Hallo Matthias,
-Bekommt man in dieser Preisklasse (ca. 500€)auch Geräte die
Filme mit einer Länge von 3 Minuten aufnehmen können?
Eher nicht. Das Problem ist, dass ein Film eine sehr hohe Datenrate hat. Das schaffen normale Speicherkarten nicht - mit Ausnahme von den teuren Hochgeschwindigkeitskarten. I.d.R. sind Digitalkameras so programmiert, dass sie den Film zuerst im wenige MB umfassenden internen Speicher ablegen und erst nach der Aufnahme auf die Speicherkarte schreiben. Deswegen sind die Kapazitäten bei den meisten Kameras auf ca. 30 Sekunden begrenzt.
Einen anderen Weg geht Sony mit MPEG-EX, hierbei wurde die Datenrate erheblich reduziert, da weniger Bilder pro Sekunde aufgenommen werden. Die Aufnahmedauer ist dadurch nur noch durch die Größe des Memory-Sticks begrenzt. Aber ganz ehrlich, ich würde das Ergebnis nicht mehr als Film sondern als deutlich erkennbare Einzelbidfolge bezeichnen - 15 Bilder/sek. sind einfach zu wenig.
-Bluetooth: wird dieser Standard auch kurzfristig in Kameras
eingesetzt werden?
Ich denke man sollte darauf nicht mehr verzichten,wenn man es
sich leisten kann,oder? Ich stelle mir vor, das der
Datenaustausch so einfacher von der Hand gehen wird
Wäre sicher wünschenswert, da könnte dann endlich das lästige Verkabeln entfallen. Leider gibt es im Preisbereich unter 1.000 Euro noch überhaupt keine Anzeichen, dass so etwas in nächster Zeit verbaut wird.
-sind Auflösungen von 2 Megapixel gut für Fotos der Größe
10x15
Kommt darauf an, welche Qualitätsanforderungen du an das Foto stellst. Für den Normalgebrauch ist diese Auflösung meiner Meinung nach voll ausreichend. Ich habe schon Fotos von einer 3 Megapixel Kamera (Canon G1) auf Din-A4 Format gesehen, da muss man wirklich genau hinschauen um - wenn überhaupt - einen Unterschied erkennen zu können.
-Ist der Autofocus bei digitalen Kameras wirklich so langsam??
Ja, ist er. Ab und zu kann er auch mal das „Ziel“ verfehlen.
-Was ist das für ein Speichermedium CF-2
Die größere Variante vom normalen CF-Standard. Wird hauptsächlich vom IBM Microdrive verwendet. Die normalen Flash-Speicherkarten in CF-2 Bauweise sind sündhaft teuer.
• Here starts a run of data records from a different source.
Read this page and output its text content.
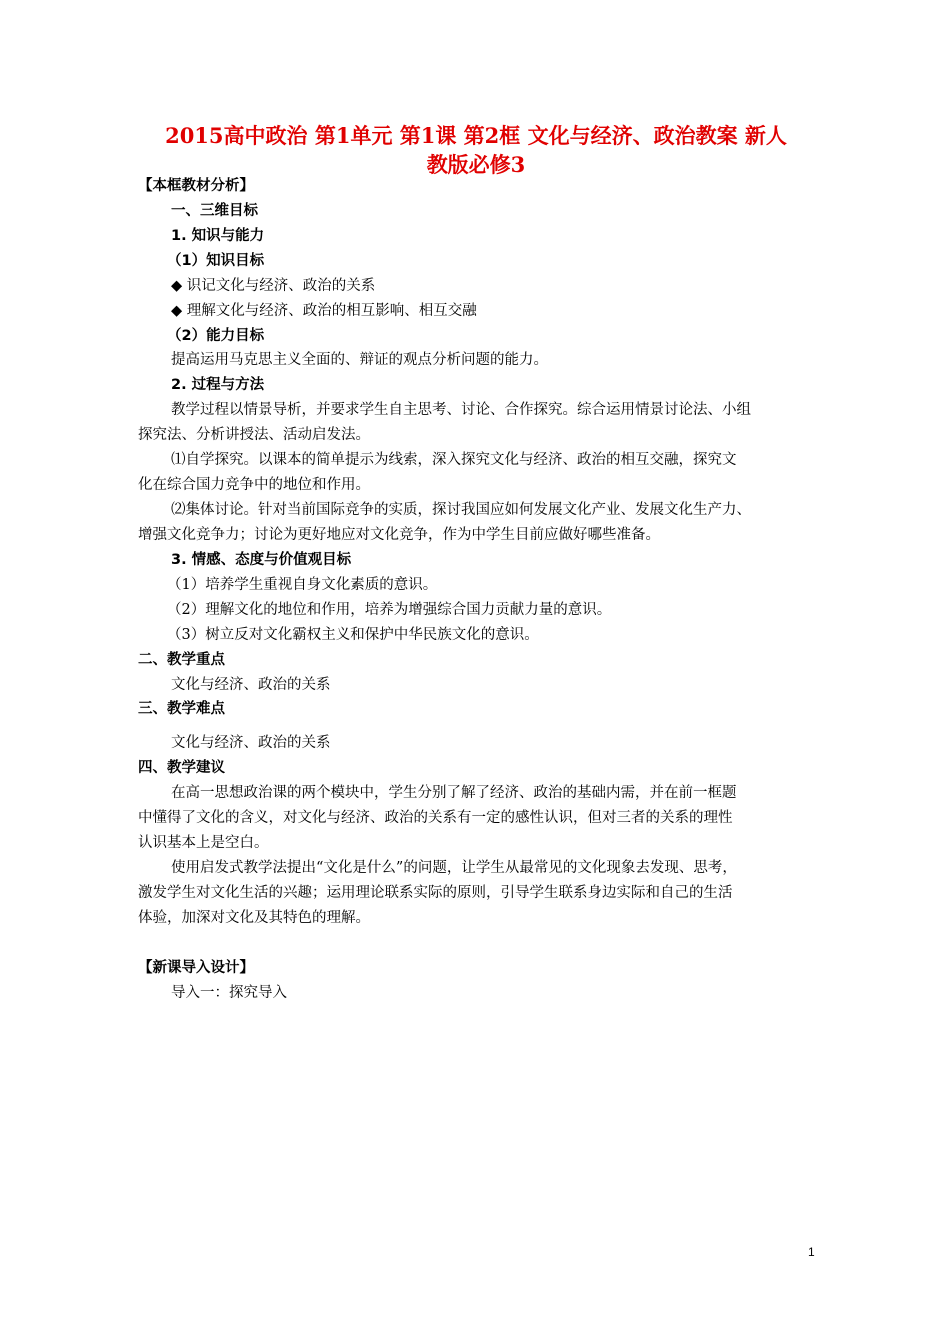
2015高中政治 第1单元 第1课 第2框 文化与经济、政治教案 新人
教版必修3
【本框教材分析】
一、三维目标
1. 知识与能力
（1）知识目标
◆ 识记文化与经济、政治的关系
◆ 理解文化与经济、政治的相互影响、相互交融
（2）能力目标
提高运用马克思主义全面的、辩证的观点分析问题的能力。
2. 过程与方法
教学过程以情景导析，并要求学生自主思考、讨论、合作探究。综合运用情景讨论法、小组
探究法、分析讲授法、活动启发法。
⑴自学探究。以课本的简单提示为线索，深入探究文化与经济、政治的相互交融，探究文
化在综合国力竞争中的地位和作用。
⑵集体讨论。针对当前国际竞争的实质，探讨我国应如何发展文化产业、发展文化生产力、
增强文化竞争力；讨论为更好地应对文化竞争，作为中学生目前应做好哪些准备。
3. 情感、态度与价值观目标
（1）培养学生重视自身文化素质的意识。
（2）理解文化的地位和作用，培养为增强综合国力贡献力量的意识。
（3）树立反对文化霸权主义和保护中华民族文化的意识。
二、教学重点
文化与经济、政治的关系
三、教学难点
文化与经济、政治的关系
四、教学建议
在高一思想政治课的两个模块中，学生分别了解了经济、政治的基础内需，并在前一框题
中懂得了文化的含义，对文化与经济、政治的关系有一定的感性认识，但对三者的关系的理性
认识基本上是空白。
使用启发式教学法提出“文化是什么”的问题，让学生从最常见的文化现象去发现、思考，
激发学生对文化生活的兴趣；运用理论联系实际的原则，引导学生联系身边实际和自己的生活
体验，加深对文化及其特色的理解。
【新课导入设计】
导入一：探究导入
1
-Welche Farbtiefe ist empfehlenswert? 24Bit oder sind 30 bit
doch eher zu empfehlen?
30 Bit Farbtiefe bei dem Bildwandler sind eigentlich weit verbreitet - ab und zu sogar mehr. Das Foto wird im Nachhinein auf 24 Bit heruntergerechnet (JPG Obergrenze).
Viele verbinden eine hohe Farbtiefe mit einem besseren Verhalten des Bildwandlers bei starken Hell-Dunkel Übergängen. Das kann ich aber so nicht bestätigen, es kommt auch auf die interne Signalverarbeitung der Kamera an. In der Praxis gibt es 30 Bit Modelle, die einen höheren Dynamikumfang besitzen als 36 Bit Modelle.
-was kann ich mir unter einem manuellen WEißabgleich
vorstellen?
Nun, das hängt mit der sog. Farbtemperatur zusammen. Das weisse Licht besteht ja eigentlich aus einer Mischung der Grundfarben. Und dieses Mischungsverhältnis hängt von der verwendeten Lichtquelle ab. So hat Tageslicht eine ganz andere Farbtemperatur als z. B. eine Glühbirne. Das Menschliche Auge erkennt den Unterschied normalerweise nicht, da das Hirn sozusagen einen „automatischen Weissabgleich“ durchführt. Ein weisses T-Shirt ist für uns auch im Glühbirnenlicht weiss.
Eine Kamera hat’s da schon etwas schwieriger. Das kannst du erkennen, wenn du eben so ein weisses T-Shirt mal bei Kunstlicht fotografierst und dir danach das Ergebnis anschaust - es wird einen deutlichen Farbstich aufweisen.
Hier kommt der manuelle Weissabgleich ins Spiel. Du zeigst der Kamera regelrecht was unter den gegebenen Beleuchtungsbedingungen Weiss ist und sie stellt sich darauf ein. Das machst du z. B. mit einem weissen Blatt Papier das du vor die Kamera hälst und dann den man. Weissabgleich betätigst.